In addition to having confidence in your substantive capabilities, the target attorneys must believe you will take good care of their clients before they send you referrals. Building personal relationships will help you build that trust. Your activities could be one-on-one, such as having lunches with target lawyers, or it could be in groups, such as lawyers from a patent prosecution firm getting together with representatives of a general practice firm to discuss respective practices and clientele. You could also network at their bar meetings.
- Add Value
What can you to do help these lawyers help their clients? Depending on the target or the firm, you could:
- Write a guest post for the firm’s blog.
- Speak at a client seminar.
- Write a guest column for the firm’s newsletter.
- Prepare a brochure or one-page explanation sheet they can give to clients.
- Offer to participate in free consultations.
- Reframe Your Bio.
Consider including something in your website bio and LinkedIn profile indicating that you work well with other lawyers — for example, “Pam frequently speaks to lawyer audiences on the things their clients should know about healthcare reform.”
The Hub Mentality
Clients don’t expect their lawyers to be able to do everything, but they do expect their lawyers to know capable people who can fill in the holes. As a result, there are opportunities to position yourself with other practitioners.

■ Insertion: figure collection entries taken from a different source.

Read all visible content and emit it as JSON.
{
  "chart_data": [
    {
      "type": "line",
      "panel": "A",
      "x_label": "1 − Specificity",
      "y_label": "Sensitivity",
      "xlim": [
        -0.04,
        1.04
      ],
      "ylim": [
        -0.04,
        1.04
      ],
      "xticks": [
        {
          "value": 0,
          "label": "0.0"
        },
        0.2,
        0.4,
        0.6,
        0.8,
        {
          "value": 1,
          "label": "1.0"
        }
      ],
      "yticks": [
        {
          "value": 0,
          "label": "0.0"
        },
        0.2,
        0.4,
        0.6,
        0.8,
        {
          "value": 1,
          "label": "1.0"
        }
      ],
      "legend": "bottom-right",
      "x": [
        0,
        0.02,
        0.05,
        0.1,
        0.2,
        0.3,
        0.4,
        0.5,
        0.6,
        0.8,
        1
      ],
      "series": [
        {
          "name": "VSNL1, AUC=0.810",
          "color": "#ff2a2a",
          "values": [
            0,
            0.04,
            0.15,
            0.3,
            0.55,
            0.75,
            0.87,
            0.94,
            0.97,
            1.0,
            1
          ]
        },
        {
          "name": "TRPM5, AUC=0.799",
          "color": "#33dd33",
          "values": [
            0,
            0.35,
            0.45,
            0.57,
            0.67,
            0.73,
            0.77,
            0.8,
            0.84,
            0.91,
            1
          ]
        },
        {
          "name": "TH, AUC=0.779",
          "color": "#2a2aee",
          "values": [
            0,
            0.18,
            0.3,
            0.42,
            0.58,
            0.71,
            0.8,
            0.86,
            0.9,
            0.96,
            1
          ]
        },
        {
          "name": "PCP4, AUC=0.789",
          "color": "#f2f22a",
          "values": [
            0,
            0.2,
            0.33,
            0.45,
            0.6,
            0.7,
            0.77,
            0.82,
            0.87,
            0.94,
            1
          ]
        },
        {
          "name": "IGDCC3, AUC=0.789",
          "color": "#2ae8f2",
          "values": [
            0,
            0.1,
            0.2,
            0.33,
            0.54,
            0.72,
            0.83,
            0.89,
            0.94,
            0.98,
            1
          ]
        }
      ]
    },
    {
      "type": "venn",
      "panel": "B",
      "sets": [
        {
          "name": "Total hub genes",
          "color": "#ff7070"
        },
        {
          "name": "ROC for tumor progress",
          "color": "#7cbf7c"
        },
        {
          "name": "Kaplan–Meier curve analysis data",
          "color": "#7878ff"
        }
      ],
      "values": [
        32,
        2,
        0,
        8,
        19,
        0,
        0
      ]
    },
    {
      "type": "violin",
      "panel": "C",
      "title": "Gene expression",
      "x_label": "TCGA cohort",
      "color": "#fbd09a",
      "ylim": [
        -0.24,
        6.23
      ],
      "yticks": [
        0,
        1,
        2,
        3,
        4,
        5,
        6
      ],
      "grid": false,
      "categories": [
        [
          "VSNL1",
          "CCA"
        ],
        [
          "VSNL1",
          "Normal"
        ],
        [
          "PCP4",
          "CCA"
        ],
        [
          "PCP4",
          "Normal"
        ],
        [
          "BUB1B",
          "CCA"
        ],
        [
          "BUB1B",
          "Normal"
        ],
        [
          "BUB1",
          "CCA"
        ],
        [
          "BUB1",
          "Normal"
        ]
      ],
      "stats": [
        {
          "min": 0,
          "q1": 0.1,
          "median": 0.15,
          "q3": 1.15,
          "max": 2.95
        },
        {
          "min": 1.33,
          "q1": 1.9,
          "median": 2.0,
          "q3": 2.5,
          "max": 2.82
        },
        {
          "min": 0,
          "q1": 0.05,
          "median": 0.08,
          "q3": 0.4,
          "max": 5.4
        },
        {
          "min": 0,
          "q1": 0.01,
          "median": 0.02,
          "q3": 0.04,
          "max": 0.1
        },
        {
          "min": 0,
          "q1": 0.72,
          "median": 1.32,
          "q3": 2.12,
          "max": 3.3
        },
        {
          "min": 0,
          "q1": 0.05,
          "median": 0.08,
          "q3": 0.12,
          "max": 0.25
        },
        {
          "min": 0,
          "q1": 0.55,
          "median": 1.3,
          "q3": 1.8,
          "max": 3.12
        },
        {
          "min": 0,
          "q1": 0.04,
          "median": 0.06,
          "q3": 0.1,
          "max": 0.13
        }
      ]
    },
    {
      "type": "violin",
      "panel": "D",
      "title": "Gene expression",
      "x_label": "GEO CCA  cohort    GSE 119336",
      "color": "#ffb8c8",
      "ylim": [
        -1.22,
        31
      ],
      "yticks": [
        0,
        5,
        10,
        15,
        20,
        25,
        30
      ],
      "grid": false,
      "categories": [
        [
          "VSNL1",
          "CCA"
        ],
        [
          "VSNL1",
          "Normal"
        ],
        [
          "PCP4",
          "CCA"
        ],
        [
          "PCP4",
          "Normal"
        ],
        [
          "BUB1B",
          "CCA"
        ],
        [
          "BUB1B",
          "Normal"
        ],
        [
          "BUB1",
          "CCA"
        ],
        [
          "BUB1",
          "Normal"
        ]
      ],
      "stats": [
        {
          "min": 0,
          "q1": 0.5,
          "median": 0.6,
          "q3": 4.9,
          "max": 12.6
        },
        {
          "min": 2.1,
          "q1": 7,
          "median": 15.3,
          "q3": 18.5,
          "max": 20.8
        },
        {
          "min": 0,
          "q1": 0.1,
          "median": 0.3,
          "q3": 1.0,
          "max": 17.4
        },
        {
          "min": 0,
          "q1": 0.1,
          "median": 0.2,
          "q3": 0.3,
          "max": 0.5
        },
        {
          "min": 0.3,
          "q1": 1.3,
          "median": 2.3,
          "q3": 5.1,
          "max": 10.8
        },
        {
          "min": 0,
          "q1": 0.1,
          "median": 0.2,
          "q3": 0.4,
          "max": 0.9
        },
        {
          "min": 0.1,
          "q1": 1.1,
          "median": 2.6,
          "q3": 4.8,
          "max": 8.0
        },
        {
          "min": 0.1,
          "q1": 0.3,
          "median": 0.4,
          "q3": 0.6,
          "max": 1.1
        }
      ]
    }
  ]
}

In “Are You a Spoke or a Hub?” I explain that networking is like a bicycle wheel. If you’re the spoke, the connection is between two points — you and your contact. If you are the hub, all spokes connect to you, and you can link your contacts to others. Keep the hub mentality in mind when marketing to other lawyers. Find the hubs. Eventually, in addition to referral work, you will have a network of lawyers in other specialties to recommend to your own clients. You will become a hub too.
Just remember, there is a lot of risk involved when an attorney sends a valued client to another lawyer. Take good care of the client, keep the referring attorney in the loop and, above all else, return the client at the end of the engagement.